Bei der Verteilung des CO2-Budgets sind zwei Ebenen zu unterscheiden: Erstens geht es darum, wie gross das Emissionsbudget sein soll und welches Klimarisiko die heutige Generation damit künftigen Generationen zumutet. Zweitens stellt sich die Frage, wie das Budget zwischen Haushalten, Unternehmen und Ländern aufgeteilt wird. In ähnlicher Weise lassen sich nahezu alle Nachhaltigkeitsziele als Kombination aus Effizienz- und Verteilungsproblemen interpretieren (siehe Tabelle).

Ein Beispiel aus der gesellschaftlichen Nachhaltigkeit ist die Bildung. Sie erzeugt positive externe Effekte, weshalb ohne staatliche Förderung tendenziell zu wenig investiert wird – das ist die Effizienzfrage. Wer trotz gleicher Begabung schlechteren Zugang zu Bildung hat, verliert Chancen unabhängig von eigener Leistung – das ist die Verteilungsfrage.
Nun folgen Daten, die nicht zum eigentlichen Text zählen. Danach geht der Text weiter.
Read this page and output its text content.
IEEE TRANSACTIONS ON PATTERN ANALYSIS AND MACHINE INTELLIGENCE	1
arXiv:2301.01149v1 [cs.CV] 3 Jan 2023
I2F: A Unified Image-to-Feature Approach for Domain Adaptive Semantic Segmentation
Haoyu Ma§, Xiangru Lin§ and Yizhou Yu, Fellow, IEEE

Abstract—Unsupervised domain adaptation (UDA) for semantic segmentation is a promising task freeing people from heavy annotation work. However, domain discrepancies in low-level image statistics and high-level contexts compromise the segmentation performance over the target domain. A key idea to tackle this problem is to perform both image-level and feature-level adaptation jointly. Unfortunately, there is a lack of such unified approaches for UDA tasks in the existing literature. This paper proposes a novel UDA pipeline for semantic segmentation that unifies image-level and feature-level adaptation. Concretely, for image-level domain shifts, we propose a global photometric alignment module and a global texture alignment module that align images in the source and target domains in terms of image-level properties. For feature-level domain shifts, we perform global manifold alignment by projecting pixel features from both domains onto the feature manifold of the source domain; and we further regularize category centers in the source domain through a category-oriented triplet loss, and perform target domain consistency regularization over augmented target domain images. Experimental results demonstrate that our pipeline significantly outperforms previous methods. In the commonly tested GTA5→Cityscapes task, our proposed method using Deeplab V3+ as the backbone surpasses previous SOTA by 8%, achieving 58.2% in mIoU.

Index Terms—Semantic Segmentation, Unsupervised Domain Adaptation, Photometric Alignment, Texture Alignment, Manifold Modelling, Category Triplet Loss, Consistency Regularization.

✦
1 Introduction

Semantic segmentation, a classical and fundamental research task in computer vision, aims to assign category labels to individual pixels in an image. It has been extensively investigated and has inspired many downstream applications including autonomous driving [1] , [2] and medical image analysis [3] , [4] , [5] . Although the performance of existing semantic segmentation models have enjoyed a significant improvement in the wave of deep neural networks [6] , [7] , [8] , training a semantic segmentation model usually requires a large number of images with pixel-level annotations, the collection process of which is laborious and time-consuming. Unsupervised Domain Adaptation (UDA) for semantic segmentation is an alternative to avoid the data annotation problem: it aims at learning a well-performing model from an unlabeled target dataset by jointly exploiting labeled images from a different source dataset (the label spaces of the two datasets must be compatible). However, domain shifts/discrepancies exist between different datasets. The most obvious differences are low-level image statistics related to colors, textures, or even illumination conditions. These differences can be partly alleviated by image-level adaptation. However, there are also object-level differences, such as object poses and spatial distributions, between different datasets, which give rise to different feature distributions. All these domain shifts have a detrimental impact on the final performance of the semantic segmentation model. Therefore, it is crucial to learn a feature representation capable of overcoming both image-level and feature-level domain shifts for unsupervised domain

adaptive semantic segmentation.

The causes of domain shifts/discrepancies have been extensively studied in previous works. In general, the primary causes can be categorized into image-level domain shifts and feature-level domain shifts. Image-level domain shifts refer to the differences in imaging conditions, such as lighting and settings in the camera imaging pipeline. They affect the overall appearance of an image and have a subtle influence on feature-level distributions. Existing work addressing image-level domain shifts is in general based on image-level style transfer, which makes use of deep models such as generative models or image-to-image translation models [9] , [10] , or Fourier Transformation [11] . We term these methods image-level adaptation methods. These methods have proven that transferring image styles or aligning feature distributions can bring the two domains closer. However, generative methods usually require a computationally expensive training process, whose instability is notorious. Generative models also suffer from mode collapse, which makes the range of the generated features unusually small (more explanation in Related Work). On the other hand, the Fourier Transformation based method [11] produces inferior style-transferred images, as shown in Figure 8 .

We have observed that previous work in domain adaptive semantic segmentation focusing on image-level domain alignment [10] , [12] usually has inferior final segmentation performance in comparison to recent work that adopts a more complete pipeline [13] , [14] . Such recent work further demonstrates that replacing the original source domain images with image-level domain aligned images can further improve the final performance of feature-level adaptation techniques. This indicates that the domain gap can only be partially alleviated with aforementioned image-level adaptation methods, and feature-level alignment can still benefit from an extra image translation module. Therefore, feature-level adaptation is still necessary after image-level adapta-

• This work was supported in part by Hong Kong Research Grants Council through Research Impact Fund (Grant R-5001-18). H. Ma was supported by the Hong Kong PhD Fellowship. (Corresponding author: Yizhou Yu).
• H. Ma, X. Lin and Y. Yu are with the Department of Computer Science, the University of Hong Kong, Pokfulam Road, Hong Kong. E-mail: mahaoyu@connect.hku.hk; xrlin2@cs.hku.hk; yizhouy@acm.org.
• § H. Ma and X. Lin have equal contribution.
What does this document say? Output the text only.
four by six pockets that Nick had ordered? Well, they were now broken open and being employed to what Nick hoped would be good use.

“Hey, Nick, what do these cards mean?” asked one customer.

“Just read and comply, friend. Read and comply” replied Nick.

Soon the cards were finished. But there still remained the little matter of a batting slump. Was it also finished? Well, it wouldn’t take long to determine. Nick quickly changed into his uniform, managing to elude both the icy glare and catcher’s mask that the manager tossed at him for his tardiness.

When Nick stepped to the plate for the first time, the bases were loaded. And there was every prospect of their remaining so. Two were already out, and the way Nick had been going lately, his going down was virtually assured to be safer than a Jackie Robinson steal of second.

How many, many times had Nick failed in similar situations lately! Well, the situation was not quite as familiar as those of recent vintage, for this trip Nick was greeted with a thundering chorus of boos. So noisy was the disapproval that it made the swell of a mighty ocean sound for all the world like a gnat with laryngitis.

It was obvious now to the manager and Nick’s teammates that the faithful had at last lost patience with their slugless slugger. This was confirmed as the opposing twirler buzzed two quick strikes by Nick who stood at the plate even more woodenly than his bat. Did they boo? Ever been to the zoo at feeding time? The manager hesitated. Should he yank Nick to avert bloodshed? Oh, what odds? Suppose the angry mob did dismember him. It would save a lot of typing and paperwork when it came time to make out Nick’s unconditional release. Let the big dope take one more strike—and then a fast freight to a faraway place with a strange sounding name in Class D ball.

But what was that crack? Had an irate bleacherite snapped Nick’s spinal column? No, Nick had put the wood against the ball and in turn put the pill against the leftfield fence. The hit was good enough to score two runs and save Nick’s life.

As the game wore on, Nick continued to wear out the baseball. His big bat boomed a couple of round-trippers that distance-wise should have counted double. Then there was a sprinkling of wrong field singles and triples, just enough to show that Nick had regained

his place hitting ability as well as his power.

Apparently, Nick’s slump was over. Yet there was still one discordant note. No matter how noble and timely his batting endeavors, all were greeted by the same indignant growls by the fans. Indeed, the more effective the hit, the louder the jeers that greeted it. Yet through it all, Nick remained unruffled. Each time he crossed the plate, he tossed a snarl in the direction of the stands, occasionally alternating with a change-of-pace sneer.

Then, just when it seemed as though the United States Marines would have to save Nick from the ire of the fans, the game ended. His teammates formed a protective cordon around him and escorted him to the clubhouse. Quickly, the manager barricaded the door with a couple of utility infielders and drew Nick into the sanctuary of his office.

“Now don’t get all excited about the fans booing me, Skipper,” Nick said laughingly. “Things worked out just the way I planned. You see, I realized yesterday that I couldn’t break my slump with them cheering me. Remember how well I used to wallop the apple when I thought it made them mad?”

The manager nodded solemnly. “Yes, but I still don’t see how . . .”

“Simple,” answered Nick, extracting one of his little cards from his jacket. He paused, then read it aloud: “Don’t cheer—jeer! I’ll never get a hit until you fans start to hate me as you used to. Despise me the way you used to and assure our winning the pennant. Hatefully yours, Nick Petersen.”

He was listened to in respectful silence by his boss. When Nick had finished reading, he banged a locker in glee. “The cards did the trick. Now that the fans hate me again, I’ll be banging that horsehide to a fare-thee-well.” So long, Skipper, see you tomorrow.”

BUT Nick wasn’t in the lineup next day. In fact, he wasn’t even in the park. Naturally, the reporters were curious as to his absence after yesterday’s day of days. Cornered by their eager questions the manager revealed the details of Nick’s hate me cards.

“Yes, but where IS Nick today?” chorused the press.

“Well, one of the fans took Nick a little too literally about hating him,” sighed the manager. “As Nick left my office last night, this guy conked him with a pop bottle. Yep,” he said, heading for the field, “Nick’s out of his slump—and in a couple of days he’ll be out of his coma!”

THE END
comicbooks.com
Die drei Dimensionen der Nachhaltigkeit und ihre ökonomischen Implikationen

Dimension Typisches Effizienzproblem Typische Verteilungsfrage
Umwelt Umwelt- und Ressourcen-externalitäten Wie gross soll das Emissionsbudget sein, und wie viel Klimarisiko schieben wir auf künftige Generationen?
Gesellschaft Unterinvestitionen in Bildung, Gesundheit und Institutionen Wer hat bei gleicher Begabung Zugang zu Bildung und gesellschaftlicher Teilhabe – und wer nicht?
Wirtschaft Ineffiziente Nutzung von Arbeit, Kapital und natürlichen Ressourcen Wie sollen Einkommen und Vermögen zwischen Haushalten und Generationen verteilt werden?

Eine ökonomische Agenda

Die Agenda 2030 ist in diesem Sinne höchst ökonomisch: Sie fragt, wie knappe Ressourcen so eingesetzt werden können, dass gesellschaftliche Ziele möglichst effizient erreicht werden, und wie die damit verbundenen Kosten und Nutzen verteilt werden.

Unter diesem Blickwinkel erscheinen die UNO-Nachhaltigkeitsziele auch nicht mehr als ein rein willkürliches Sammelsurium von 17 politischen Wunschzielen. Vielmehr betreffen sie gerade jene Bereiche, in denen Effizienz- und Verteilungsprobleme in modernen Gesellschaften besonders ausgeprägt sind, wie beispielsweise in der Klima- oder der Bildungspolitik.

Der ökonomische Blick hilft

Was bringt der ökonomische Blick auf die Agenda 2030? Natürlich lösen sich die Zielkonflikte zwischen «Wirtschaft» und «Nachhaltigkeit» nicht in Luft auf. Die Ökonomik hilft jedoch, sie zu präzisieren. Die relevante Frage lautet dann nicht mehr: Wirtschaft oder Nachhaltigkeit? Sondern: Welche Ressourcen sind knapp? Wo lieget ein Marktversagen vor? Welche Verteilung wird angestrebt? Und mit welchen Instrumenten lassen sich die Ziele möglichst effizient erreichen?

Bei einer strengeren Klimapolitik kann die Ökonomie beispielsweise aufzeigen, welche Sektoren wie rasch dekarbonisieren sollen und wer wie viel der Kosten der Energiewende trägt. Der vermeintliche Konflikt zwischen Wirtschaft und Klima entpuppt sich dabei nicht als Widerspruch zwischen Ökonomie und Ökologie, sondern als Verteilungskonflikt – zwischen heutigen und künftigen Generationen, zwischen Sektoren sowie zwischen den Trägern der Kosten und den Nutzniessern der Energiewende.

Damit kehren wir zu den beiden Ausgangsfragen zurück: Wie nutzen wir knappe Ressourcen effizient? Und wie verteilen wir die damit verbundenen Kosten und Nutzen? Wirtschaft und Nachhaltigkeit stehen sich dabei nicht gegenüber. Sie sind Teil derselben Aufgabe – und bis 2030 bleiben uns nur noch vier Jahre.

Zitiervorschlag: Winkler, Ralph (2026). Was ist an der Nachhaltigkeit ökonomisch? Mehr, als man denkt. Die Volkswirtschaft, 03. September.